Why you should get to know the VUCA World
The acronym VUCA stands for Volatility, Uncertainty, Complexity and Ambiguity and originated at the Army War College in 1987 in reference to leadership in volatile, uncertain, complex, and ambiguous situations, which was then adopted by the business world. The continuous changes, uncertainties and new challenges, which have become the norm in the VUCA World, mean that mistakes can have much more serious consequences than they did 15 years ago.
- Volatility in this context means that companies and their markets are subject to constant change, which happens rapidly and can also take on large dimensions. It is a fast rise and fall of the economy, and constantly new trends that change direction more often.
- Uncertainty is relatively easy to explain. No one can say with 100 percent certainty which opportunities and challenges the future will bring. Take, for example, the Corona crisis, which suddenly made everything uncertain overnight.

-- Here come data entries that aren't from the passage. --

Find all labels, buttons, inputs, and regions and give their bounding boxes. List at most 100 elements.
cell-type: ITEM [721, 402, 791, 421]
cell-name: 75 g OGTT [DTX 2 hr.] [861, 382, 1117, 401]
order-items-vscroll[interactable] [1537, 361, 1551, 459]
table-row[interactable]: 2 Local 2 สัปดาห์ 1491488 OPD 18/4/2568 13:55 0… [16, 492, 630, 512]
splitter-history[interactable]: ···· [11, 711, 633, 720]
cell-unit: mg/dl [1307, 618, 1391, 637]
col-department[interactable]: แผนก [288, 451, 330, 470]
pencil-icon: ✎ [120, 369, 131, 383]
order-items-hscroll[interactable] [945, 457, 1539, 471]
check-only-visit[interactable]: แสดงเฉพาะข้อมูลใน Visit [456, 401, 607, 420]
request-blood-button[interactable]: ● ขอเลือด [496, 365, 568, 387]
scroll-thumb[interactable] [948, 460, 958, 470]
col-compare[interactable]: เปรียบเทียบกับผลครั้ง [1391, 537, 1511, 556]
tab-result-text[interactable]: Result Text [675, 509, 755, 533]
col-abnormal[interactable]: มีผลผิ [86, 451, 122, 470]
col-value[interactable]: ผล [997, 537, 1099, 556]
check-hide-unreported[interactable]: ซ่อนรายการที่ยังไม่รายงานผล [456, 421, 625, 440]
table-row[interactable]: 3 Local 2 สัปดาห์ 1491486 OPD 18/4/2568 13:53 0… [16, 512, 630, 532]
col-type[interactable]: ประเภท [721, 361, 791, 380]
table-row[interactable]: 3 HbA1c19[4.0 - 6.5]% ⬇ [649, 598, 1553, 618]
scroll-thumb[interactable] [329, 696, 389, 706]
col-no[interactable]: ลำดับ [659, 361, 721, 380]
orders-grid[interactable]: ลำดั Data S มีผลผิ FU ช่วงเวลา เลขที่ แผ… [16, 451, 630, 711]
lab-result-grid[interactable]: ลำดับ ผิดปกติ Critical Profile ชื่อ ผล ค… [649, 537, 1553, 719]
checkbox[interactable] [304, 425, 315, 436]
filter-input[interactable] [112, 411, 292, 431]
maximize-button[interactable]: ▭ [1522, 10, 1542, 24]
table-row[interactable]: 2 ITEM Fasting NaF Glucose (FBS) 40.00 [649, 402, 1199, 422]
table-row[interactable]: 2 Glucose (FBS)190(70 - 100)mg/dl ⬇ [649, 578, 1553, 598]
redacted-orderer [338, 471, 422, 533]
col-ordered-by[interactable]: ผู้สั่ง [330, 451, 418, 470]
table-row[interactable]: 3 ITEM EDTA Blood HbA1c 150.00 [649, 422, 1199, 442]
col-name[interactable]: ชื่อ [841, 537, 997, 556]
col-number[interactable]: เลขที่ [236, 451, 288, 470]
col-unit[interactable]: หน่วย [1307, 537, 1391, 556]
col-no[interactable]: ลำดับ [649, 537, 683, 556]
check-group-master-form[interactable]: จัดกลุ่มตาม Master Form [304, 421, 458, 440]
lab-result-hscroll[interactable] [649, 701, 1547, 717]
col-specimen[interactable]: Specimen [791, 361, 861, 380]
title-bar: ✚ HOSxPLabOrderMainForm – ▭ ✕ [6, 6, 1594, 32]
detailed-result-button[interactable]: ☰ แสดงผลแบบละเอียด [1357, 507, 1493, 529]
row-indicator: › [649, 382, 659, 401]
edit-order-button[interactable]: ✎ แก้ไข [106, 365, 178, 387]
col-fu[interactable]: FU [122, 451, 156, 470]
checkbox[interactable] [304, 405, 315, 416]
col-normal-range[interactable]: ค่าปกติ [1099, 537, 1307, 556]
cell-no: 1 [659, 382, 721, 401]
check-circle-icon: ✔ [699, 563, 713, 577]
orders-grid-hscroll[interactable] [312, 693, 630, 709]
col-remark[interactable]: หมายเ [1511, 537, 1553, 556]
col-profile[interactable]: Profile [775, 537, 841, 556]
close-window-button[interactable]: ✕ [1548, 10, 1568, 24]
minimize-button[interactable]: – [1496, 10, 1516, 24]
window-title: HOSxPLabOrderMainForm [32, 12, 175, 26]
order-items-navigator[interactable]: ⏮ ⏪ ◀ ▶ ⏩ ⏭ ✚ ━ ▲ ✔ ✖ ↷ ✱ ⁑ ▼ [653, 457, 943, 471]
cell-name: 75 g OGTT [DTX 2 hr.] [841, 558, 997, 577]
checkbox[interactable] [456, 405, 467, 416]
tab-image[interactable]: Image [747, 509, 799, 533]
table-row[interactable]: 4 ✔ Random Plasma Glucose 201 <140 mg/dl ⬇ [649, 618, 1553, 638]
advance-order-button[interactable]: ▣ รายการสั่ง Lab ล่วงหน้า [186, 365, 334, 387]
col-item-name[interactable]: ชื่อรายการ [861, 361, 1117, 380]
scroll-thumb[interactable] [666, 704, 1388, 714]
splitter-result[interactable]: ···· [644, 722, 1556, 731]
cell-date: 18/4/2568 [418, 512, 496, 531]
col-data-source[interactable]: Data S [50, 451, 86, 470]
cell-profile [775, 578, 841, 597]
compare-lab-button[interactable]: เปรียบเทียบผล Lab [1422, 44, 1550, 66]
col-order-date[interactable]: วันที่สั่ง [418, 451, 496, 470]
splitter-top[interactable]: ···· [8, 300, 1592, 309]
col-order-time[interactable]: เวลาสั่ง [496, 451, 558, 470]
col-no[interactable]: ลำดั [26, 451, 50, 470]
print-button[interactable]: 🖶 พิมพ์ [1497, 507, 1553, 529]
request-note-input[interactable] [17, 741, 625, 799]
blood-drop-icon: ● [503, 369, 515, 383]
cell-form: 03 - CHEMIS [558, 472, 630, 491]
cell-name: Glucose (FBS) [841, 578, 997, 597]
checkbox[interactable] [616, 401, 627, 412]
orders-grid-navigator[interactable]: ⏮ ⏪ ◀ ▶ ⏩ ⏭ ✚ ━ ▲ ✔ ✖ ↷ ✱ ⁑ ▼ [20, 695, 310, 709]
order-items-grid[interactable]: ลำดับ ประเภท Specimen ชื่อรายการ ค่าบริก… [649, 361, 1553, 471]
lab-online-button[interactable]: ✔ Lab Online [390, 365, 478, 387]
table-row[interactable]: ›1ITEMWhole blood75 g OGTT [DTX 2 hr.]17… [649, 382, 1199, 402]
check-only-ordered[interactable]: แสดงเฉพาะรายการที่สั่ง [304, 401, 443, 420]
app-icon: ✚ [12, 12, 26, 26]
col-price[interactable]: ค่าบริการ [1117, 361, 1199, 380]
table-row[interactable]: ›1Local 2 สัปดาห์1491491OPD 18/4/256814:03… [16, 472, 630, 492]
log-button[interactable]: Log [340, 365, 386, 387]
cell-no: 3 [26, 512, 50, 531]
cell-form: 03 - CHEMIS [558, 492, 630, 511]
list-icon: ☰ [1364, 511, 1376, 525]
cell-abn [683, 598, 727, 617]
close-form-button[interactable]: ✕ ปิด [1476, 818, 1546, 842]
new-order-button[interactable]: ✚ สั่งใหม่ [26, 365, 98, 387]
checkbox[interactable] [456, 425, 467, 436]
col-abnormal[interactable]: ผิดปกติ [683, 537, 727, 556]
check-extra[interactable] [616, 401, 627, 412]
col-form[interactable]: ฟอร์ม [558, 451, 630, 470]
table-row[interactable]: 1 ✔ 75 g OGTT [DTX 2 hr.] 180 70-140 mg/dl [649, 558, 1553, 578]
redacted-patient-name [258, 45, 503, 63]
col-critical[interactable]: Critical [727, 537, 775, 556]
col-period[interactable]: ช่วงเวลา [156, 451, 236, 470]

- With increased Complexity arise new challenges for companies. Nowadays, there are many more different and interdependent factors that influence performance, so that the expert knowledge of a single person is hardly sufficient.
- Ambiguity is similar to Uncertainty but it is important not to confuse the two. While Uncertainty means that no one can anticipate the important information because it is not known, Ambiguity means that one has this information but does not know how to interpret it because different interpretations exist depending on the change of perspective. This can lead to prejudiced, one-sided assessments of the situation.
It is therefore clear that in the age of the VUCA World, companies have to make a greater effort to achieve their corporate goals. The effects of the VUCA world not only influence the market, but also the internal structures of your company; employees may be worried about the future, feel demotivated and unstable, which in turn reflects on your company. Decision-making processes become more difficult, especially when it comes to long-term projects and innovations. If management does not take the initiative in this matter, there is a possibility that a VUCA world will emerge within your own company, characterized by unpredictability, rapid changes, complexity and opaque areas of tension.
The greatest danger in times of turbulence is not the turbulence; it is to act with yesterday’s logic.
Peter F. Drucker
How Does Your Business Survive in the VUCA World?
In the following, we will show you the important and promising strategies. These include, on the one hand, the ‘Build, Measure, Learn’ scheme and, on the other, the steps of lean management.
Lean Start-Ups: Build, Measure, Learn
When it comes to founding a new company in the VUCA world, startups with limited budgets have a particularly hard time factoring the many risk factors into their planning so as not to fail right at the starting gate. To do so, it is worthwhile to embrace the principles of Build, Measure and Learn.
First, the minimum version of the product is launched (build), then it is continuously evaluated on the basis of previously defined parameters and customer feedback (measure), and finally, conclusions are drawn on the basis of this data for the next adaptation steps (learn). This is to be understood as a cycle that is run through again and again in order to guarantee optimal adaptation to the customer and to be able to react agilely to upheavals.
Food for thought: Effective strategies for success in the VUCA World always involve foresight and continuous learning through calculated experimentation around new initiatives as well as adaptation to change processes. Thus, the strength lies in agility to seize opportunities and to proactively plan for a change of circumstance. The journey is the goal.
The three stages of lean management
Lean Management is based on the principles of Logical Incrementalism. At first, this sounds like another empty ‘ism’, but it brings both safety and progress to the VUCA world. An increment is the size of a step-by-step change and that is also the heart of this strategy; it is a deliberately chosen, small-step approach characterized by calculated experimentation and learning from the results obtained.
The first step is to collect and analyze data. This should be done with foresight, which, in addition to learning from past experience, also takes into account trends, different scenarios and coexistences. This is particularly important when it comes to the uncertainty and fast-moving nature of the VUCA world. The scenarios should not be neglected because they prevent ambiguity and allow a flexible view as well as action possibilities depending on the potential outcome. In doing so, you should ask yourself the questions of what could happen and which effects it might have.
The second step is strategy creation which is a very subjective process that often involves various action steps. These are based on a set of goals and objectives. Young companies in particular will initially see a kind of black box here, which will only gradually be filled with more experience and insights. So-called road-mapping should be taken into consideration. It answers the questions of where the company currently stands, which goal it wants to achieve at which point in time, and the ultimate plan of action. Dynamics is a key factor; if the strategy is designed with this in mind, implementation will succeed all the better.
Which leads to the third step: an implementation of the planned strategy based on logical incrementalism and dynamic road-mapping. It allows a flexible approach for achieving the strategic goals. Road-mapping is more than just strategy definition and implementation. It includes the immensely important factor of successful communication of this strategy, because without the pervasive understanding of all involved, the implementation cannot unfold its full potential.
Gain Strength from Continuous Learning
No matter where you are with your company at the moment – effective strategies for growing in the VUCA world always include foresight and, above all, continuous learning from controlled testing of new measures and the appropriate adaptation for change processes. Thus, the strength lies not in a rigid organization but in the agility to take advantage of opportunities and proactively plan for changes in circumstances. The path is the goal.